“苏莫尔,刚刚一切是做梦对不对?我怎么可能是李陵的堂妹。”
“姐姐,你不要太激动了。”
“苏莫尔,你怎么不叫我建翎了,为什么没人信我,我是建翎,不是什么若惜。”
“姐姐,可是陵哥哥说的你的胎记一点没错呀。”
是,到如今这种情况,我不得不承认我真的是那个李若惜,其实自从李陵说出那个玉钗时,我就觉得八九不离十了。建翎心道,可是我接受不了,接受不了的原因是史书上的那些我想改却不一定能改得了的史实。
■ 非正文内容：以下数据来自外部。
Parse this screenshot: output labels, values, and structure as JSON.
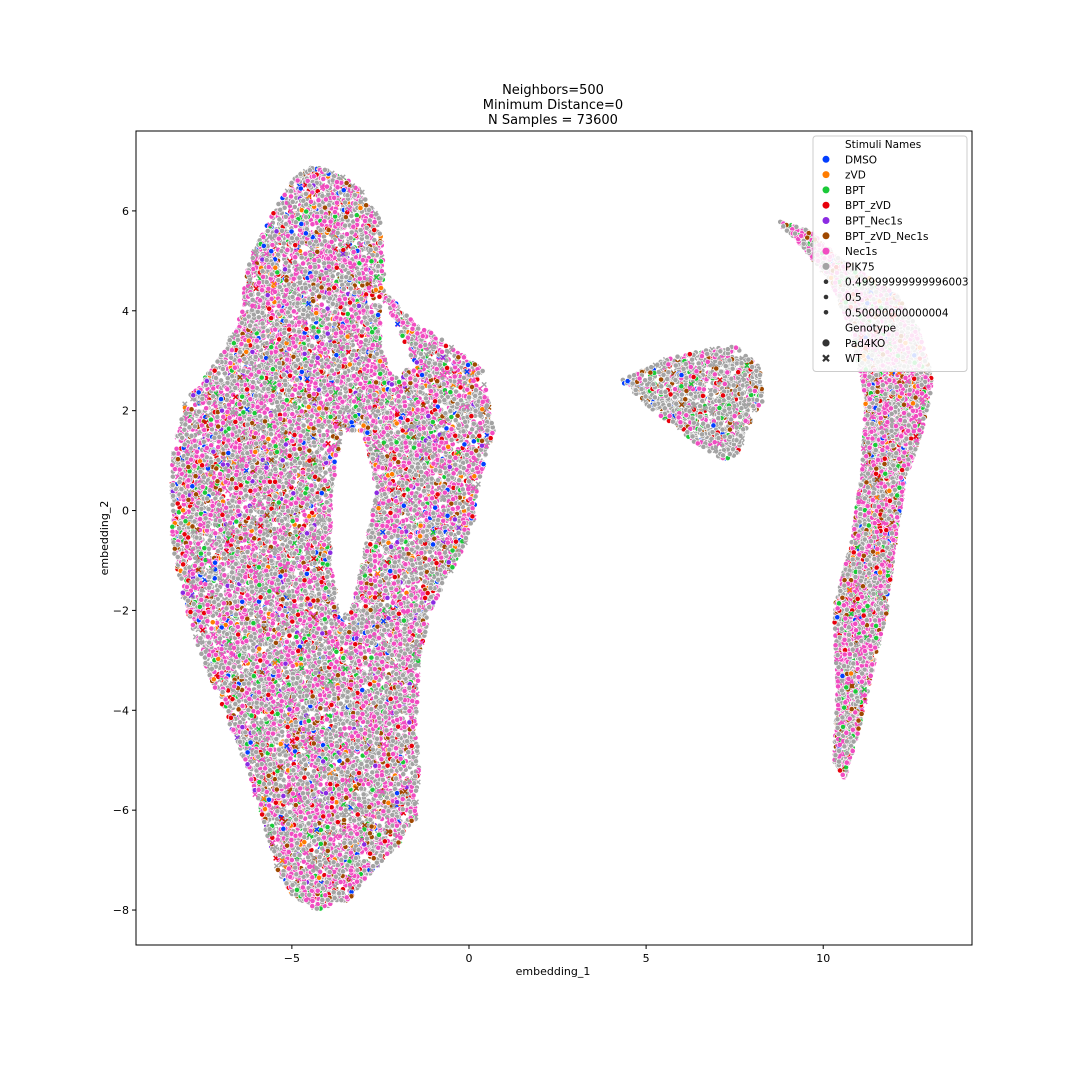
{
  "chart_data": {
    "type": "scatter",
    "title_lines": [
      "Neighbors=500",
      "Minimum Distance=0",
      "N Samples = 73600"
    ],
    "xlabel": "embedding_1",
    "ylabel": "embedding_2",
    "xlim": [
      -9.4,
      14.2
    ],
    "ylim": [
      -8.7,
      7.6
    ],
    "xticks": [
      -5,
      0,
      5,
      10
    ],
    "yticks": [
      -8,
      -6,
      -4,
      -2,
      0,
      2,
      4,
      6
    ],
    "xtick_labels": [
      "−5",
      "0",
      "5",
      "10"
    ],
    "ytick_labels": [
      "−8",
      "−6",
      "−4",
      "−2",
      "0",
      "2",
      "4",
      "6"
    ],
    "grid": false,
    "legend_placement": "top-right",
    "legend": {
      "hue_title": "Stimuli Names",
      "hue": [
        {
          "name": "DMSO",
          "color": "#023eff"
        },
        {
          "name": "zVD",
          "color": "#ff7c00"
        },
        {
          "name": "BPT",
          "color": "#1ac938"
        },
        {
          "name": "BPT_zVD",
          "color": "#e8000b"
        },
        {
          "name": "BPT_Nec1s",
          "color": "#8b2be2"
        },
        {
          "name": "BPT_zVD_Nec1s",
          "color": "#9f4800"
        },
        {
          "name": "Nec1s",
          "color": "#f14cc1"
        },
        {
          "name": "PIK75",
          "color": "#a3a3a3"
        }
      ],
      "sizes": [
        "0.49999999999996003",
        "0.5",
        "0.50000000000004"
      ],
      "style_title": "Genotype",
      "styles": [
        {
          "name": "Pad4KO",
          "marker": "circle"
        },
        {
          "name": "WT",
          "marker": "x"
        }
      ]
    },
    "clusters": [
      {
        "name": "left large cluster",
        "outline": [
          [
            -4.5,
            6.9
          ],
          [
            -3.8,
            6.8
          ],
          [
            -3,
            6.4
          ],
          [
            -2.5,
            5.8
          ],
          [
            -2.4,
            4.9
          ],
          [
            -2.4,
            4.4
          ],
          [
            -1.6,
            3.8
          ],
          [
            -0.5,
            3.3
          ],
          [
            0.4,
            2.8
          ],
          [
            0.7,
            1.6
          ],
          [
            0.3,
            0.6
          ],
          [
            0.1,
            -0.4
          ],
          [
            -0.5,
            -1.2
          ],
          [
            -1.1,
            -2
          ],
          [
            -1.4,
            -3
          ],
          [
            -1.5,
            -4.3
          ],
          [
            -1.4,
            -5.2
          ],
          [
            -1.5,
            -6.2
          ],
          [
            -2,
            -6.7
          ],
          [
            -2.7,
            -7.2
          ],
          [
            -3.4,
            -7.8
          ],
          [
            -4.3,
            -8
          ],
          [
            -5,
            -7.7
          ],
          [
            -5.4,
            -7.2
          ],
          [
            -5.7,
            -6.5
          ],
          [
            -6.2,
            -5.3
          ],
          [
            -6.9,
            -4
          ],
          [
            -7.4,
            -3.2
          ],
          [
            -8,
            -2
          ],
          [
            -8.4,
            -0.6
          ],
          [
            -8.4,
            1
          ],
          [
            -8,
            2.2
          ],
          [
            -7.1,
            3
          ],
          [
            -6.5,
            3.8
          ],
          [
            -6.2,
            5
          ],
          [
            -5.5,
            6
          ],
          [
            -5,
            6.6
          ]
        ],
        "density": [
          {
            "category": "Nec1s",
            "fraction": 0.3
          },
          {
            "category": "PIK75",
            "fraction": 0.5
          },
          {
            "category": "BPT_zVD",
            "fraction": 0.05
          },
          {
            "category": "BPT_zVD_Nec1s",
            "fraction": 0.05
          },
          {
            "category": "BPT",
            "fraction": 0.04
          },
          {
            "category": "DMSO",
            "fraction": 0.02
          },
          {
            "category": "zVD",
            "fraction": 0.02
          },
          {
            "category": "BPT_Nec1s",
            "fraction": 0.02
          }
        ]
      },
      {
        "name": "middle triangle cluster",
        "outline": [
          [
            4.3,
            2.6
          ],
          [
            5.4,
            3
          ],
          [
            6.5,
            3.2
          ],
          [
            7.5,
            3.3
          ],
          [
            8.2,
            2.9
          ],
          [
            8.3,
            2.2
          ],
          [
            7.8,
            1.6
          ],
          [
            7.6,
            1.1
          ],
          [
            7.2,
            1
          ],
          [
            6.3,
            1.4
          ],
          [
            5.2,
            2
          ]
        ],
        "density": [
          {
            "category": "PIK75",
            "fraction": 0.7
          },
          {
            "category": "Nec1s",
            "fraction": 0.12
          },
          {
            "category": "BPT_zVD_Nec1s",
            "fraction": 0.06
          },
          {
            "category": "BPT",
            "fraction": 0.05
          },
          {
            "category": "BPT_zVD",
            "fraction": 0.04
          },
          {
            "category": "DMSO",
            "fraction": 0.03
          }
        ]
      },
      {
        "name": "right elongated cluster",
        "outline": [
          [
            8.7,
            5.8
          ],
          [
            9.6,
            5.6
          ],
          [
            10.4,
            5.1
          ],
          [
            11.2,
            4.7
          ],
          [
            12.1,
            4.3
          ],
          [
            12.7,
            3.6
          ],
          [
            13.1,
            2.6
          ],
          [
            12.8,
            1.6
          ],
          [
            12.3,
            0.6
          ],
          [
            12,
            -0.8
          ],
          [
            11.8,
            -2
          ],
          [
            11.4,
            -3.2
          ],
          [
            11,
            -4.4
          ],
          [
            10.6,
            -5.4
          ],
          [
            10.3,
            -5
          ],
          [
            10.4,
            -3.6
          ],
          [
            10.3,
            -2
          ],
          [
            10.8,
            -0.6
          ],
          [
            11.1,
            0.8
          ],
          [
            11.2,
            2.2
          ],
          [
            10.8,
            3.6
          ],
          [
            10.2,
            4.6
          ],
          [
            9.4,
            5.3
          ]
        ],
        "density": [
          {
            "category": "Nec1s",
            "fraction": 0.35
          },
          {
            "category": "PIK75",
            "fraction": 0.45
          },
          {
            "category": "BPT_zVD_Nec1s",
            "fraction": 0.07
          },
          {
            "category": "BPT",
            "fraction": 0.05
          },
          {
            "category": "BPT_zVD",
            "fraction": 0.04
          },
          {
            "category": "zVD",
            "fraction": 0.02
          },
          {
            "category": "DMSO",
            "fraction": 0.02
          }
        ]
      }
    ],
    "gaps": [
      {
        "outline": [
          [
            -3.6,
            1.6
          ],
          [
            -3,
            1.6
          ],
          [
            -2.6,
            0.4
          ],
          [
            -3,
            -1
          ],
          [
            -3.3,
            -2
          ],
          [
            -3.7,
            -2
          ],
          [
            -3.9,
            -1
          ],
          [
            -3.9,
            0.2
          ]
        ]
      },
      {
        "outline": [
          [
            -2.5,
            4.4
          ],
          [
            -1.9,
            3.5
          ],
          [
            -1.5,
            2.9
          ],
          [
            -2.2,
            2.7
          ],
          [
            -2.5,
            3.3
          ]
        ]
      }
    ]
  }
}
“姐姐,当前之事就是那位张神医说,你已经怀上卫大哥的骨肉了。”
“卫大哥?骨肉?”
“是呀,卫大哥都告诉我了。原来他是汉大将军卫青的儿子,难怪他的射术那么好。”
“我不是要问这个,你的意思是说我有子闳的孩子了?”难道那唯一的一次后,就暗结珠胎了。
“恩。可是张神医说你一直体弱,这次成孕是很难得的。但是这次过后可能再也不能生育了。而且这次也带有一些风险。所以张神医跟卫大哥商量后,还是想问问你的意见。”
“还问什么意见?他不是喜欢一群孩子在他身边。我也想要个孩子。有孩子就可以锁住他,我不想和他分开。”
建翎怀孕期间,卫伉都陪伴左右,三餐及汤药都不假他手。建翎见之,心中一暖,心想不管什么李若惜是不是太子的人,只要跟卫伉在这里过一辈子,不回去了,还担心什么。
真等到生孩子的时候,建翎终于明白为什么有那么多如黄蓉母亲冯衡一样难产而死的妇人,“放松,吸气,呼气…好,快了!”剧烈的疼痛让建翎只能机械的随着接生婆的话做着动作。
“恭喜了,是个千金。”
建翎看着接生婆手中的孩子,心中兴奋之情难以言表。是,即使是女儿,也是她跟子闳的女儿,那怕为了这个女儿,她以后真的不能再生育了。她也不后悔。
卫伉从接生婆手中接过孩子,把她抱到建翎的床头,怜惜的顺了顺建翎那被汗浸湿沾在额头上的头发。“建翎,我想跟你商量一件事。”
“什么事?你说吧。”只要不是让我回去的事,我都同意。建翎心道。
“我想我们能在匈奴相遇是因为我娘,所以我想女儿跟我娘姓秦,你说好吗?”
建翎明白在卫伉心目中,他娘的地位。反正不过是孩子的姓,姓什么不都是她和子闳的女儿吗。所以点了点头。